Wednesday 25 November 2015

Federal Exemption from Liens is No Simple Matter


With significant recent and ongoing expansion at the Calgary, Edmonton and Fort McMurray airports, a number of trades have been interested in the question whether airports are subject to builders’ liens. In the recent Alberta decision Park Avenue Flooring Inc. v. EllisDon Construction Services Inc., the judge states categorically that the Alberta Builders’ Lien Act has no application to the Calgary Airport because it is federal property. This is the first time a court has made such a clear pronouncement on this issue in Alberta.

The issue is canvassed more fully in the 2009 B.C. case Vancouver International Airport v. Lafarge Canada Inc.

Constitutional Questions

 
The issue is actually more complex than the decision in Park Avenue Flooring case might suggest. It is not every construction project relating to an airport that is exempt from provincial lien legislation. First, an interest in land owned by the federal government is clearly exempt. But... not all airport lands are owned by the federal government. Second, an operation or “undertaking” that is within the jurisdiction of the federal government may be exempt (whether or not the lands in question are owned by the federal government) based on constitutional principles. The federal government clearly has jurisdiction over aeronautics. But this doesn’t mean that airports are exempt from provincial legislation for all purposes and in all cases; various case-specific considerations might come into play, such as the degree of federal control over the operation or undertaking… and not all airports are subject to the same degree of federal control. Third, there may be multiple interests in land at an airport; i.e. the federal government, the airport authority, airlines, hotels, car rental agencies, concessions... Different considerations may come into play depending which interest in land is in issue; the cases referenced here do not resolve the question whether subsidiary interests (e.g. leases) in airport lands could sometimes be subject to liens at the same time other interests are exempt.

Airports

 
Although it would be easy to suggest that airports are categorically exempt from lien legislation based on the Park Avenue Flooring case, it would be a mistake to interpret the court’s comments in that case too broadly. It remains arguable that not all interest in airport lands are exempt from provincial lien legislation. But no doubt valid provincial lien rights at airports would very much be the exception.

Wednesday 18 November 2015

Interpreting a "Withholding of Payments" Clause

Author: Corbin Devlin

A contract provision that permits an owner to withhold payment from a contractor is not a “penalty” clause.

Penalty Provisions
 
The courts do not like, and typically do not enforce, “penalty” clauses. For this reason, liquidated damages clauses in favour of the construction owner generally have to be based on a “genuine pre-estimate of damages” in order to avoid the court striking the liquidated damages clause down.

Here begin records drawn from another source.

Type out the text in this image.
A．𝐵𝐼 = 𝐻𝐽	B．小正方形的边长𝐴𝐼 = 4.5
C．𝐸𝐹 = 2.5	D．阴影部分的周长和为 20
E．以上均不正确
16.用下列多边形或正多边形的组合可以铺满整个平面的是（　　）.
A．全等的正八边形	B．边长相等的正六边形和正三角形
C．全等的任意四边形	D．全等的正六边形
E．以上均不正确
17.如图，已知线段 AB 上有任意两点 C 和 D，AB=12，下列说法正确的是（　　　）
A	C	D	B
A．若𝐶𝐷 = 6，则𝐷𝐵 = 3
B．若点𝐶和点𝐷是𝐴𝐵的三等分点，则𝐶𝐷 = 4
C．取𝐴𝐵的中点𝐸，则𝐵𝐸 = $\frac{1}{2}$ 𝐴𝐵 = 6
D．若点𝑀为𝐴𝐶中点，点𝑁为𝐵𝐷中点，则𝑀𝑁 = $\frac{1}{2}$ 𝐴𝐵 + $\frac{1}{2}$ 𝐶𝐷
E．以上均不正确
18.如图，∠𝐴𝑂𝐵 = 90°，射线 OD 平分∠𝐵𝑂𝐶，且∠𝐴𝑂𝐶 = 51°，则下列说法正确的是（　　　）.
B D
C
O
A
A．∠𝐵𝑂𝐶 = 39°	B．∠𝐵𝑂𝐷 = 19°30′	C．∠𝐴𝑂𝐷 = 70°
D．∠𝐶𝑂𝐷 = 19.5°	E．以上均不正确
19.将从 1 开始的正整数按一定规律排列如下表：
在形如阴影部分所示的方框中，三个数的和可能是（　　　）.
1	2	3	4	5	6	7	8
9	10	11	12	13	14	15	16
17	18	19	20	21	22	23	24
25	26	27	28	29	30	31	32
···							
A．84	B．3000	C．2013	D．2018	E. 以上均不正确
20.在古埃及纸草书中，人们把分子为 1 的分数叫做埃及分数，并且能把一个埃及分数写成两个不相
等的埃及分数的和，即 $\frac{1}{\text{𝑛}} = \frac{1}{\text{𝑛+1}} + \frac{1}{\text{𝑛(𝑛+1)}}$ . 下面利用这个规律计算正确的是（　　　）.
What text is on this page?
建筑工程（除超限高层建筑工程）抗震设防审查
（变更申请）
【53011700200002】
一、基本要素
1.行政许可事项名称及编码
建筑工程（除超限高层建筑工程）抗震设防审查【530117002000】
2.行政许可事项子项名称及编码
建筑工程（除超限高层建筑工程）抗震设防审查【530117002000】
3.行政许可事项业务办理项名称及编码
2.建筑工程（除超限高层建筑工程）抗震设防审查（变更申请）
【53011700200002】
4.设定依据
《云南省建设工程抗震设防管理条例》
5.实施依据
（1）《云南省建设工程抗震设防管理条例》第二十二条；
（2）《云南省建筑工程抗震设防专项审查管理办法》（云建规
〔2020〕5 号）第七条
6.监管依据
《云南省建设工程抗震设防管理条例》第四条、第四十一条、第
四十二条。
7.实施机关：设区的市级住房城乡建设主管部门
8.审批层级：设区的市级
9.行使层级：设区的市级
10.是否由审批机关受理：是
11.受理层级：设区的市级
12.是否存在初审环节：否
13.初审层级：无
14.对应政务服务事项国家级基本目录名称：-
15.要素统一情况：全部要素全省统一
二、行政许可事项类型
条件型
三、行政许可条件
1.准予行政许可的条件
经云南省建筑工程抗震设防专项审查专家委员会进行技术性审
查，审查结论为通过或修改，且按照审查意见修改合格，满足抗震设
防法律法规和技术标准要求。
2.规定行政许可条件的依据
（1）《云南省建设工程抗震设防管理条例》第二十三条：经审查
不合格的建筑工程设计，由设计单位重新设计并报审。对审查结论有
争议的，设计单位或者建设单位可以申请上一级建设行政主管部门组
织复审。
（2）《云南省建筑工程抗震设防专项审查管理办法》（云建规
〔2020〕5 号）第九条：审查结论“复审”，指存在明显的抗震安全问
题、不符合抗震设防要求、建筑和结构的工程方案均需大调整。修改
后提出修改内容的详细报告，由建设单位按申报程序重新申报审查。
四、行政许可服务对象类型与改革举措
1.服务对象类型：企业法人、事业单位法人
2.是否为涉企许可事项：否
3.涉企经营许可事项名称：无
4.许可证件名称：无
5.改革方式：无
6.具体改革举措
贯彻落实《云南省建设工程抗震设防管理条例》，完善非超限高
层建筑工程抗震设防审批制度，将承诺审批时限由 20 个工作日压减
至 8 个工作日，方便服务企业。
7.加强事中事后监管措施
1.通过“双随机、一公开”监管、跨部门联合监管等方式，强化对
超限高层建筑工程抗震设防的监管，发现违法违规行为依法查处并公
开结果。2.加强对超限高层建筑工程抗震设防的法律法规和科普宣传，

No Further Payment Provisions

 
In a recent Ontario case, Ottawa Community Housing Corp. V. Foustanellas, the contractor argued that a clause providing that (in certain instances of default) “the obligation of the Owner to make payments will cease” was a penalty clause, and therefore not legally enforceable. The contractor was overbilling the owner, and consequently the owner acted on a clause in the contract that permitted the owner to “take work out of the hands of the Contractor.” The owner then hired someone else to complete the work, but the Contractor sued to recover payment for the work it had performed before the owner took the work out of its hands.

Specifically, the contract permitted the owner, upon default by the contractor, to “take the whole operation, or any part of the operation out of the hands of the Contractor.” The owner relied upon that clause and a further clause stating:   “…where any or all of the work has been taken out of the hands of the Contractor, the Contractor will not be entitled to any further payment, including payments then due and payable but not yet paid. The obligation of the Owner to make payments will cease, and the Contractor will be liable upon demand to pay the Owner an amount equal to all of the losses and damages incurred by the Owner for the non-completion of the work.”

The court decided this last clause did not erase the debt due to the contractor (if any). It suspended payments due to the contractor (if any) until a final accounting could be done, after the owner had the work completed by others. Since the clause only suspended payments, and it did not erase the debt, it was not a penalty clause. It was enforceable.

Debts Owing vs. Payments Due

 
This is not a surprising outcome or new law. But it is useful case authority for the interpretation of a fairly common contract provision. It is also a reminder of the distinction between a debt owing and a payment due. This is a deceptively simple distinction that is essential to proper interpretation of construction contracts and lien legislation. I frequently see misinterpretations of contract and lien legislation due to misunderstandings on this point. In the Foustanellas case, it appears that the contractor went to trial on the misinterpretation that the default provisions in the contract erased the debt, whereas the proper interpretation was that the default provisions merely suspended the payment obligation.

The court called this “a ‘stop payment’ provision. It is designed to halt the owner’s contractual obligation to make any payments to the contractor pending determination of the owner’s losses and damages arising from the contractor’s breach of contract.” In Foustanellas, the debt was erased, but not because of a penalty clause. The debt to the contractor was erased because the owner’s increased cost to complete the work as a result of the contractor’s default exceeded the value earned by the contractor prior to the default.